For the entire half hour drive I reflect on what Chris said back at the apartment. I grip the steering wheel tightly and zip recklessly around other cars that drive too slow.
It’s not like I’m in a rush to get to Dad’s and get assigned some ridiculous task. I just have too much energy racing through my veins. Flying through these streets behind the wheel somehow makes me feel like I have control over something reckless.
I can’t believe this shit. Chris was trying to blame me for the last two years of shitty choices he made. Was it my fucking fault he was shooting up heroin too? My fist collides with the dash, cracking the AC vent and cutting my knuckle.
The pain feels welcome.
My thoughts immediately go to Lacey and the way her tiny fingers worked to clean up my bloody knuckles the first night we met. And then again the next day when I busted them upside her ex’s face.
Who was going to tend to them this time? No one.

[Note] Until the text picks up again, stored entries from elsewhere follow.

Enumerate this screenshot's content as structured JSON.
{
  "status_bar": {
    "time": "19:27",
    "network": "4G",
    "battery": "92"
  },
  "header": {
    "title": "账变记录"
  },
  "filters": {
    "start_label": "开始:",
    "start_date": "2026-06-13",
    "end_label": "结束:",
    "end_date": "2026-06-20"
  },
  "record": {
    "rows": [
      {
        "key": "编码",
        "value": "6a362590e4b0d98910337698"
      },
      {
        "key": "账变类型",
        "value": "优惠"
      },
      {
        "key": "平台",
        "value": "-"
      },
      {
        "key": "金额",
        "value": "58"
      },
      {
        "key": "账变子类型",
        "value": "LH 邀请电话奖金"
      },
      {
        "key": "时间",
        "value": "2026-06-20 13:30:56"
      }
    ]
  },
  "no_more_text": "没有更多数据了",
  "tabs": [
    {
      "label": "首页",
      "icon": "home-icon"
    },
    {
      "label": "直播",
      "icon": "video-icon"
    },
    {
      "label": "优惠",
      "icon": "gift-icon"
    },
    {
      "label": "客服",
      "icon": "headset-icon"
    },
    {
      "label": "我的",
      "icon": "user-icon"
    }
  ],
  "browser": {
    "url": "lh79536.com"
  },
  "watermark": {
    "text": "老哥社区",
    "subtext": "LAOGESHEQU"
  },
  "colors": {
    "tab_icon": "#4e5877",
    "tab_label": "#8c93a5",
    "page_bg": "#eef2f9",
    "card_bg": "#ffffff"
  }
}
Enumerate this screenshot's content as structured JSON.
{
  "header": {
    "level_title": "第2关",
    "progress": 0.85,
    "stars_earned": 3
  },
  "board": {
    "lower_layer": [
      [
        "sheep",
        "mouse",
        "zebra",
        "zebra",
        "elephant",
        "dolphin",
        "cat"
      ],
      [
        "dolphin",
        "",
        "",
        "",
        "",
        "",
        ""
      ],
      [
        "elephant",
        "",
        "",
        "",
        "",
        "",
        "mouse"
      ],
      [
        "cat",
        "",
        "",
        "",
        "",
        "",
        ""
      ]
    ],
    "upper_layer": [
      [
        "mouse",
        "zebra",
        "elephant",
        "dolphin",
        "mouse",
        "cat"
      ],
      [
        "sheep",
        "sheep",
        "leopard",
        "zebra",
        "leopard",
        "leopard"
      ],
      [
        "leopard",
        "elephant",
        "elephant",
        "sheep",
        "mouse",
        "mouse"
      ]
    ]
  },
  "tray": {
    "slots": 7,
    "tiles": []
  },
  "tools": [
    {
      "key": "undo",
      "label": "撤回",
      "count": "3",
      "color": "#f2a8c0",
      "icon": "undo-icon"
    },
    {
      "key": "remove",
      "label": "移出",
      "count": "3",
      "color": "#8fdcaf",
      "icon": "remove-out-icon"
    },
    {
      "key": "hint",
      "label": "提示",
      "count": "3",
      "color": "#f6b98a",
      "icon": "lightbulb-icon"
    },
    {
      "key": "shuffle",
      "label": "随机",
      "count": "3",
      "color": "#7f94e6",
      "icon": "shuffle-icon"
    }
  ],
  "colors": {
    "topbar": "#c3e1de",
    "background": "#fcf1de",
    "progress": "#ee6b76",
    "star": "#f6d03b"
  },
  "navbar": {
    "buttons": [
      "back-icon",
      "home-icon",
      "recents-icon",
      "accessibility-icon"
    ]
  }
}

Her ignoring my texts these last couple days was definitely in her best interest. I knew that to my very core. Hell, I was the one that told her I would never be good enough for her. Maybe she actually listened for once.
But that didn’t stop me from missing her. I missed the sound of her voice, singing or talking. The sight of her spread out across my bed. The feel of her delicate hand in mine. Her laughter when I told a stupid joke.